Les recommandations des RSF pour un nouveau projet de loi sur la désinformation :
- Exiger des plateformes en ligne qu'elles amplifient les sources d'information fiables. Conformément au rôle qu'elle joue dans la structuration de l'espace public, une plateforme doit être tenue d'amplifier des sources journalistiques fiables identifiées sur la base de normes largement reconnues, telles que la Journalism Trust Initiative (JTI) ou d'autres programmes de certification solides. Cette obligation doit être accompagnée de procédures claires pour s'assurer que les médias et les journalistes sont en mesure de publier des contenus d'intérêt public sans craindre de représailles.
- Imposer aux plateformes une obligation de neutralité en matière de politique, d'idéologie et de religion. La circulation de l'information sur les plateformes façonne le débat public. Ces espaces numériques ne devraient pas être autorisés à fonctionner comme de simples outils au service des intérêts douteux de leurs propriétaires.
- Garantir l'origine de l'information, en réformant le système de vérification des comptes sur la base de critères d'identité objectifs, sans associer un compte vérifié à une augmentation automatique de la visibilité.
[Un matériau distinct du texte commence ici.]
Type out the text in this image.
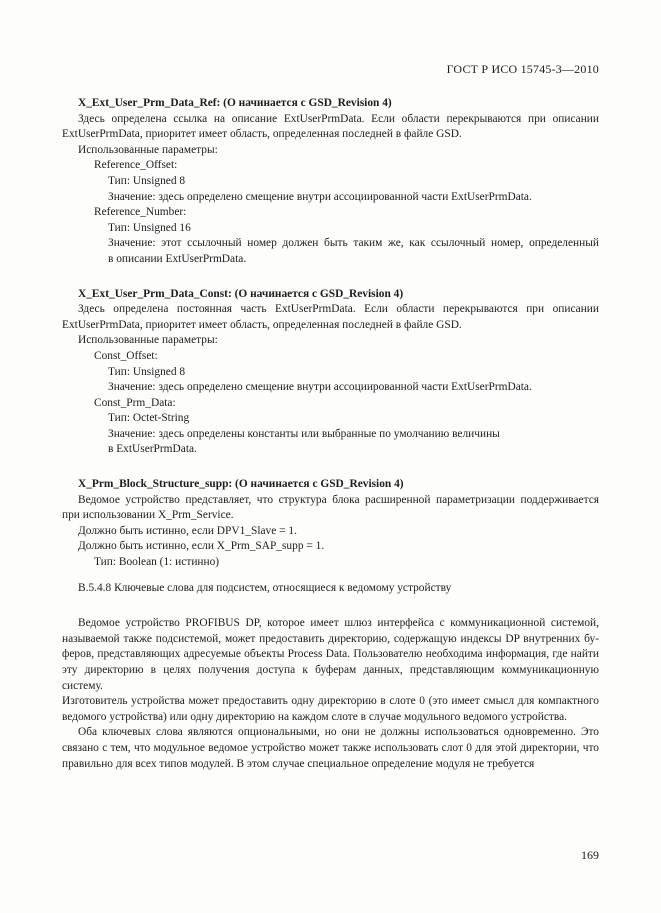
ГОСТ Р ИСО 15745-3—2010
X_Ext_User_Prm_Data_Ref: (О начинается с GSD_Revision 4)
Здесь определена ссылка на описание ExtUserPrmData. Если области перекрываются при описании
ExtUserPrmData, приоритет имеет область, определенная последней в файле GSD.
Использованные параметры:
Reference_Offset:
Тип: Unsigned 8
Значение: здесь определено смещение внутри ассоциированной части ExtUserPrmData.
Reference_Number:
Тип: Unsigned 16
Значение: этот ссылочный номер должен быть таким же, как ссылочный номер, определенный
в описании ExtUserPrmData.
X_Ext_User_Prm_Data_Const: (О начинается с GSD_Revision 4)
Здесь определена постоянная часть ExtUserPrmData. Если области перекрываются при описании
ExtUserPrmData, приоритет имеет область, определенная последней в файле GSD.
Использованные параметры:
Const_Offset:
Тип: Unsigned 8
Значение: здесь определено смещение внутри ассоциированной части ExtUserPrmData.
Const_Prm_Data:
Тип: Octet-String
Значение: здесь определены константы или выбранные по умолчанию величины
в ExtUserPrmData.
X_Prm_Block_Structure_supp: (О начинается с GSD_Revision 4)
Ведомое устройство представляет, что структура блока расширенной параметризации поддерживается
при использовании X_Prm_Service.
Должно быть истинно, если DPV1_Slave = 1.
Должно быть истинно, если X_Prm_SAP_supp = 1.
Тип: Boolean (1: истинно)
B.5.4.8 Ключевые слова для подсистем, относящиеся к ведомому устройству
Ведомое устройство PROFIBUS DP, которое имеет шлюз интерфейса с коммуникационной системой,
называемой также подсистемой, может предоставить директорию, содержащую индексы DP внутренних бу-
феров, представляющих адресуемые объекты Process Data. Пользователю необходима информация, где найти
эту директорию в целях получения доступа к буферам данных, представляющим коммуникационную систему.
Изготовитель устройства может предоставить одну директорию в слоте 0 (это имеет смысл для компактного
ведомого устройства) или одну директорию на каждом слоте в случае модульного ведомого устройства.
Оба ключевых слова являются опциональными, но они не должны использоваться одновременно. Это
связано с тем, что модульное ведомое устройство может также использовать слот 0 для этой директории, что
правильно для всех типов модулей. В этом случае специальное определение модуля не требуется
169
Confondre la certification des comptes avec les comptes payants qui permettent une meilleure visibilité algorithmique est dangereux pour l'intégrité de l'information en ligne.
- Séparer les rôles des influenceurs et des journalistes, en établissant une distinction claire entre les utilisateurs influents et les journalistes afin que le public puisse facilement identifier l'origine de l'information. Les utilisateurs doivent savoir clairement qui publie le contenu.
- Combattre les “deepfakes” malveillants, en encourageant r l'adoption, par les plateformes numériques, de normes techniques garantissant l'origine et la traçabilité des contenus audiovisuels, non seulement pour signaler les contenus truqués mais aussi pour mettre en valeur les contenus produits par les journalistes, tels que les images et les vidéos, de mettre à disposition des contenus de médias authentiques pour les utilisateurs qui cherchent à s'informer sur des sujets d'intérêt général.
- Établir des sanctions pénales pour les auteurs et les diffuseurs de “deepfakes” dans l'intention de tromper ou de manipuler le public. Les “deepfakes” constituent l'une des attaques en ligne les plus dangereuses, en particulier lorsqu'elles visent des journalistes. Un délit spécifique devrait être établi pour prendre en compte les différents aspects de la menace et pénaliser à la fois les créateurs et les diffuseurs de “deepfakes”.
Les pratiques actuelles des plateformes créent un environnement dans lequel les médias d'information sont de plus en plus mis à l'écart. Les plateformes exploitent leur pouvoir pour privilégier leurs intérêts économiques ou idéologiques, ce qui favorise la propagation de la désinformation. En réponse à cette tendance, et après avoir été la cible d'une campagne de désinformation, RSF a intenté une action en justice contre X (anciennement Twitter) en novembre 2024 pour diffusion de fausses informations et facilitation de l'usurpation d'identité.
L'Australie occupe la 39e place sur 180 pays et territoires dans le Classement mondial de la liberté de la presse établi par RSF en 2024, perdant ainsi 12 rangs par rapport à 2023.